Brauerei Einer geht noch - letzte Chance für Warsteiner

Warsteiner: Letzte Chance
obs/Warsteiner Brauerei

2. Teil: Eskalation einer Fehlentwicklung

Zwar ergaben Umfragen unter Pilstrinkern, Warsteiner-Bier sei besonders traditionsreich, ungewöhnlich und sympathisch. Kaum hob die Brauerei dann aber den Flaschenpreis um ein paar Cent an, liefen die Kunden zur Konkurrenz über. Die neue Premiumpreisstrategie droht früh zu scheitern - und damit die einzige Chance, Umsatz und Ertrag trotz sinkender Nachfrage halbwegs zu stabilisieren. "Warsteiner funktioniert nur über gezielte Verkaufsanreize", sagt ein führender Vertriebler. Noch immer verramscht das Unternehmen mehr als 60 Prozent seiner Pilskästen über Promotionaktionen. Es ist die Eskalation einer jahrelangen Fehlentwicklung.

Einst hatte Catharina Cramers Vater Albert das Bier seiner Sippe zur meistverkauften Pilsmarke im Land aufgepumpt. In eigens kreierten Gläsern ließ er es wie Champagner perlen, komponierte einen milderen Geschmack und gewann so auch Frauen als Käuferinnen.

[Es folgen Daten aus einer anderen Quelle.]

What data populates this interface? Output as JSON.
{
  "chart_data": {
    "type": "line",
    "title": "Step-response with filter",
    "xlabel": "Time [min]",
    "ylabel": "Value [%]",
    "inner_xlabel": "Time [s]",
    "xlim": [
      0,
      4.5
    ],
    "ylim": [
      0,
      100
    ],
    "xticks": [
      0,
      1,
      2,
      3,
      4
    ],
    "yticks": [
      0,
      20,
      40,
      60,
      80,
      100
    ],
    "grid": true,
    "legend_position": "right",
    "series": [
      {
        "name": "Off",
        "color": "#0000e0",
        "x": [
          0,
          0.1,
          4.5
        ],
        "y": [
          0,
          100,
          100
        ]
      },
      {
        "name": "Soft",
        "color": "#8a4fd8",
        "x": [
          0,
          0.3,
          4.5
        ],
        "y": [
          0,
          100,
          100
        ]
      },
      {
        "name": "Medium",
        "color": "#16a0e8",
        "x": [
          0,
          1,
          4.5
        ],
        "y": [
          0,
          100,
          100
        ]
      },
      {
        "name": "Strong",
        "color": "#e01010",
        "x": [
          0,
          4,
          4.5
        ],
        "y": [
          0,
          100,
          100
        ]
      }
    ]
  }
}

Mitte der 90er Jahre, als der Ausstoß mit gut sechs Millionen Hektolitern seinen Höhepunkt erreichte, herrschten in Warstein Zustände wie in der DDR: Cramer musste sein Bier nicht mehr verkaufen, er teilte es zu. Im festen Glauben an noch bessere Zeiten setzte er eine Megabrauerei auf die Wiesen vor Warstein. Kapazität: acht Millionen Hektoliter.

Die Konkurrenz kopierte Cramers Mild-Pils

Aber statt weiter zu schäumen, wurde das Geschäft immer schaler. Die Konkurrenten imitierten Cramers Mild-Pils und lernten beim Marketing rasch dazu. Der Ausstoß sank und sank, es wurde immer schwieriger, die Brauerei in Warstein auszulasten - bilanziell bitter im kapitalintensiven Braugeschäft.

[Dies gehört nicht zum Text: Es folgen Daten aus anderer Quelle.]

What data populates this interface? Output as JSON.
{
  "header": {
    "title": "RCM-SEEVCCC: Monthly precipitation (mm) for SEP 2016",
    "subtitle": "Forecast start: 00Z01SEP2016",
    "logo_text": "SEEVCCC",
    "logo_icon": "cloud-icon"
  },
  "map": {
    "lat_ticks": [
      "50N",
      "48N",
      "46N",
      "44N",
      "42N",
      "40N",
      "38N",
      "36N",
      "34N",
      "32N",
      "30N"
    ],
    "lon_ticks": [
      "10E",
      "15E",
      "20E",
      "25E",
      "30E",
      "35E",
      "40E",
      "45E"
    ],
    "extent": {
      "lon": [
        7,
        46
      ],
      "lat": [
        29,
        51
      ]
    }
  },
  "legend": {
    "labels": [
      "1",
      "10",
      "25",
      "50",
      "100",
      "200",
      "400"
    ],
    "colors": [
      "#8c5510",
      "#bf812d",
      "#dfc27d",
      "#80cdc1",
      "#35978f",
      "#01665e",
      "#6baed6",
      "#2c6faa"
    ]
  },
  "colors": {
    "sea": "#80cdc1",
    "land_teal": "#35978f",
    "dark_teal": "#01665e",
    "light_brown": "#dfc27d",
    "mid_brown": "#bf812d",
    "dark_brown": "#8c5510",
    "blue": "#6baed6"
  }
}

Cramer setzte alles auf Menge. Mit immer neuen Rabatten und Produktbeigaben ruinierte Warsteiner sein Premiumimage. Bald hing das goldene Warsteinerwappen gefühlt an der Mehrheit der Bahnhofskioske, Trinkhallen und Dönerbuden. Warsteiner gab es in Dosen beim Discounter oder zuletzt in Kombination mit kostenlosem Rasierschaum.

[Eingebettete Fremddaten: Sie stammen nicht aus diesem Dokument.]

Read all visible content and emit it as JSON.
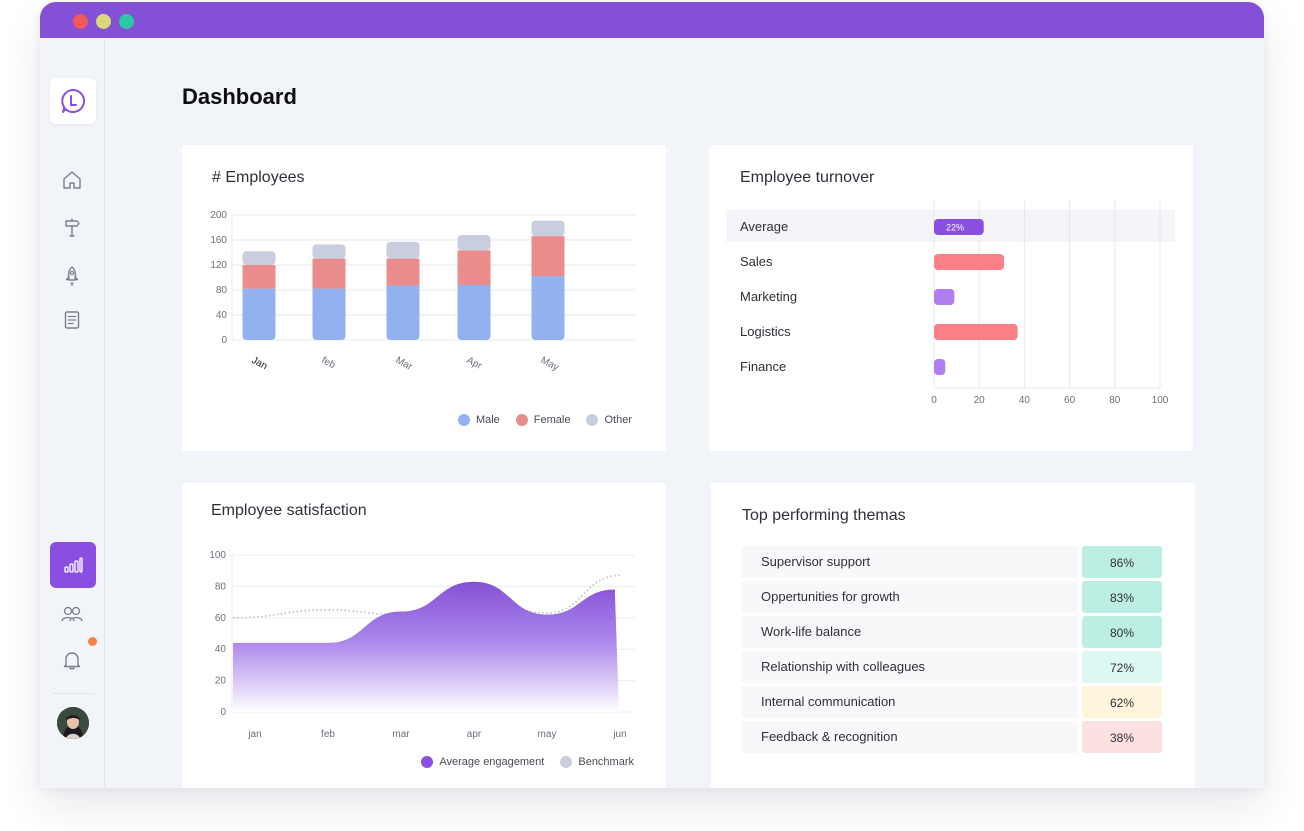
{
  "page": {
    "title": "Dashboard"
  },
  "colors": {
    "brand": "#8450d6",
    "accent": "#8a4fe0",
    "male": "#93b0f0",
    "female": "#ea8c8c",
    "other": "#c8cedd",
    "turnover_red": "#fb8088",
    "turnover_purple": "#b07ef0",
    "notif": "#f7824a"
  },
  "sidebar": {
    "icons": [
      "logo-icon",
      "home-icon",
      "signpost-icon",
      "rocket-icon",
      "document-icon",
      "bar-chart-icon",
      "users-icon",
      "bell-icon"
    ],
    "active": "bar-chart-icon"
  },
  "employees_card": {
    "title": "# Employees",
    "legend": [
      "Male",
      "Female",
      "Other"
    ]
  },
  "turnover_card": {
    "title": "Employee turnover"
  },
  "satisfaction_card": {
    "title": "Employee satisfaction",
    "legend": [
      "Average engagement",
      "Benchmark"
    ]
  },
  "themes_card": {
    "title": "Top performing themas",
    "rows": [
      {
        "label": "Supervisor support",
        "value": "86%",
        "color": "#bdeee3"
      },
      {
        "label": "Oppertunities for growth",
        "value": "83%",
        "color": "#bdeee3"
      },
      {
        "label": "Work-life balance",
        "value": "80%",
        "color": "#bdeee3"
      },
      {
        "label": "Relationship with colleagues",
        "value": "72%",
        "color": "#ddf8f3"
      },
      {
        "label": "Internal communication",
        "value": "62%",
        "color": "#fff4dc"
      },
      {
        "label": "Feedback & recognition",
        "value": "38%",
        "color": "#fde0e0"
      }
    ]
  },
  "chart_data": [
    {
      "type": "bar",
      "stacked": true,
      "title": "# Employees",
      "categories": [
        "Jan",
        "feb",
        "Mar",
        "Apr",
        "May"
      ],
      "series": [
        {
          "name": "Male",
          "values": [
            82,
            82,
            87,
            88,
            102
          ],
          "color": "#93b0f0"
        },
        {
          "name": "Female",
          "values": [
            38,
            48,
            43,
            55,
            64
          ],
          "color": "#ea8c8c"
        },
        {
          "name": "Other",
          "values": [
            22,
            23,
            27,
            25,
            25
          ],
          "color": "#c8cedd"
        }
      ],
      "yticks": [
        0,
        40,
        80,
        120,
        160,
        200
      ],
      "ylim": [
        0,
        200
      ],
      "grid": true,
      "legend": "bottom-right"
    },
    {
      "type": "bar",
      "orientation": "horizontal",
      "title": "Employee turnover",
      "categories": [
        "Average",
        "Sales",
        "Marketing",
        "Logistics",
        "Finance"
      ],
      "values": [
        22,
        31,
        9,
        37,
        5
      ],
      "value_label": "22%",
      "colors": [
        "#8a4fe0",
        "#fb8088",
        "#b07ef0",
        "#fb8088",
        "#b07ef0"
      ],
      "xticks": [
        0,
        20,
        40,
        60,
        80,
        100
      ],
      "xlim": [
        0,
        100
      ],
      "grid": true
    },
    {
      "type": "area",
      "title": "Employee satisfaction",
      "x": [
        "jan",
        "feb",
        "mar",
        "apr",
        "may",
        "jun"
      ],
      "series": [
        {
          "name": "Average engagement",
          "values": [
            44,
            44,
            64,
            83,
            62,
            78
          ],
          "color": "#8a4fe0"
        },
        {
          "name": "Benchmark",
          "values": [
            60,
            65,
            62,
            74,
            63,
            87
          ],
          "color": "#c8cedd"
        }
      ],
      "yticks": [
        0,
        20,
        40,
        60,
        80,
        100
      ],
      "ylim": [
        0,
        100
      ],
      "grid": true,
      "legend": "bottom-right"
    }
  ]
}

Es nutzte wenig. 2002 löste Krombacher Warsteiner als größte Pilsmarke im Land ab, später zog sogar der sauerländische Rivale Veltins vorbei (siehe Grafik "Fass ohne Boden") . Die imposante Wachstumskurve, die früher am Warsteiner-Firmensitz wie ein Kunstwerk an der Wand prangte, ward ins Archiv verbannt.

Nur ein radikaler Neustart könnte der Marke noch helfen. Dafür fehlt indes offenbar das Geld. Den Werbeetat hat Warsteiner gekürzt - von rund 34 Millionen Euro im Jahr 2011 auf weniger als 20 Millionen Euro 2013. Rivale Krombacher hat die Investitionen im gleichen Zeitraum erhöht, gab zuletzt gut dreimal so viel für Werbung aus. Erst im Krisenjahr 2014 stieg der Warsteiner-Etat wieder leicht.